BI and data mining on data platforms

Object Storage Service (OSS) can be used as a data store for data lakes. DLA builds an end-to-end big data platform based on OSS. This platform provides a wide range of features, such as data lake creation, extract, transform, and load (ETL), interactive search, and machine learning.

  • Data lake formation
    • Real-time data lake: Change data capture (CDC) and messages (such as Kafka messages) can be imported into a data lake to create a large number of datasets on which create, read, update, and delete (CRUD) operations can be performed within T+10 minutes.
    • One-click data warehousing within T+1 days: One-click data lake formation is implemented within T+1 days.
    • File upload: After data upload, the metadata discovery feature enables DLA to automatically discover metadata and establish the metadata system.
  • ETL: DLA provides the serverless Spark engine.
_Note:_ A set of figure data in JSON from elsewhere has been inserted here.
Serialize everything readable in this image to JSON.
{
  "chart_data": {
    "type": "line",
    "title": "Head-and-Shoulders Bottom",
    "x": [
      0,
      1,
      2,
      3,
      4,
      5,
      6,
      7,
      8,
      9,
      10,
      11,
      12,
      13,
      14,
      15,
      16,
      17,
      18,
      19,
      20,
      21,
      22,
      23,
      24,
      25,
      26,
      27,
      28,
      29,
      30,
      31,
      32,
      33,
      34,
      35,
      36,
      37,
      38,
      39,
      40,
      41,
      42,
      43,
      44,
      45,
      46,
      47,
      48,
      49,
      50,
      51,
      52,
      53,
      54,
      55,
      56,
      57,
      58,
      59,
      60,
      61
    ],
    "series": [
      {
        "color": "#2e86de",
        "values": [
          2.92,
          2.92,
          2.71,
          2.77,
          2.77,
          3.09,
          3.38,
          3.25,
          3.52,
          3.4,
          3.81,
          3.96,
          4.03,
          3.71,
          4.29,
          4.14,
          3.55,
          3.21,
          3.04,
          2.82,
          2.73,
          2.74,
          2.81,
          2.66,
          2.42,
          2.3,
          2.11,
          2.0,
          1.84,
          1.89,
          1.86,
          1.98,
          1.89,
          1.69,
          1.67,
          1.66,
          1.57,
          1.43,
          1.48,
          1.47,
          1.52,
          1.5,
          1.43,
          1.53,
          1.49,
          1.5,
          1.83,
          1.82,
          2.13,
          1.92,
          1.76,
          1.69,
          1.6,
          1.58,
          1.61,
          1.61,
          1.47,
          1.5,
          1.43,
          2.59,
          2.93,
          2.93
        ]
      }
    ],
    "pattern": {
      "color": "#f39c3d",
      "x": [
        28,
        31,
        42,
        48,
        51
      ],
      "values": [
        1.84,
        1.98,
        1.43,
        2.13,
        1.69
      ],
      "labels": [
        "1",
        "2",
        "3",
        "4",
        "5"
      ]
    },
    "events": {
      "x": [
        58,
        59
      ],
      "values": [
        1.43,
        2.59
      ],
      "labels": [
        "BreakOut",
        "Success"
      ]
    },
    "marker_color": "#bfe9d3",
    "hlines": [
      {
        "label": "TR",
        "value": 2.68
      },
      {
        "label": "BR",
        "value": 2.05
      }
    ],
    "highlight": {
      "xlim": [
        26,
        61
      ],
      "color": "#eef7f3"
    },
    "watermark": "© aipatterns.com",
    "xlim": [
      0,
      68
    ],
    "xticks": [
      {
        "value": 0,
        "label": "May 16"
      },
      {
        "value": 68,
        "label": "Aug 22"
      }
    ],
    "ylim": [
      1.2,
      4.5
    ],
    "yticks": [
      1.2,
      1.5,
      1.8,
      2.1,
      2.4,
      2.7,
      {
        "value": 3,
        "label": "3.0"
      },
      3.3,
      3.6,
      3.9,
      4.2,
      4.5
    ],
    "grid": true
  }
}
This engine supports powerful ETL that uses data cleansing to convert raw data at the operational data store (ODS) layer into structured data warehouse (DW) data.
  • Machine learning: DLA provides the serverless Spark engine. This engine supports open source algorithm libraries.
  • Interactive analysis: DLA provides the serverless Presto engine for interactive analysis. This engine supports BI and facilitates data analysis for analysts.

Federated query

  • Federated query: The serverless Presto engine of DLA can access a dozen of data sources to query data.
  • Lightweight data cleansing: The serverless Presto engine of DLA supports lightweight ETL to write OSS data into databases.